Retailers Opt to Hike Prices in Face of Supply Chain Issues: Study
November 10, 2021
(Supply Chain Dive) Much as consumers and businesses have pined for a return to "normal," 2021 has brought surprises and challenges of its own.
While last year's holiday season took place under a cloud, with COVID-19 raging out of control in the U.S., this year consumers in many areas have reasons to feel safe shopping in person and visiting family, with vaccines widely distributed and cases falling overall from their most recent peak in September.
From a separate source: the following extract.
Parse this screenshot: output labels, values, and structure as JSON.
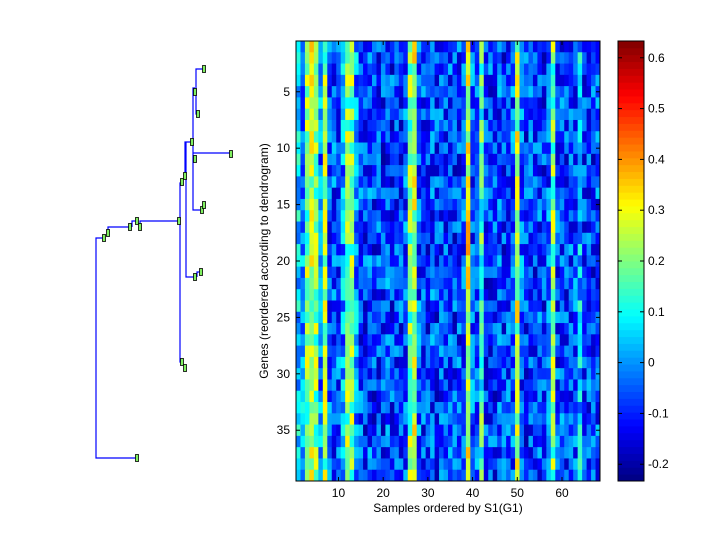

Vaccines, job upticks and government stimulus have all led to a demand surge this year. Going into the holidays, retail sales are so strong that even a disastrous, sudden slowdown in sales in the latter months of 2021 would still make for a record or near-record season, according to Wells Fargo analysts. Taking challenges into account, that team predicted an 11% year-over-year sales increase for the holiday season, while Deloitte has estimated a 7% to 9% increase while AlixPartners has projected a 10% to 13% increase.
Here are some highlights:
Going into the holidays, 98% of surveyed retail executives said they are experiencing supply chain issues, according to a new study from First Insight and the Wharton School's Baker Retailing Center.
A full 100% said that supply chain disruption will affect the upcoming holiday season "significantly or somewhat" and will last at least through 2022.
To mitigate increased costs from the challenges, 59% of executives said they were increasing product price or shipping costs for consumers, and 36% were taking a margin hit to keep prices level. Just 2% did not anticipate cost increases on the company, according to the study.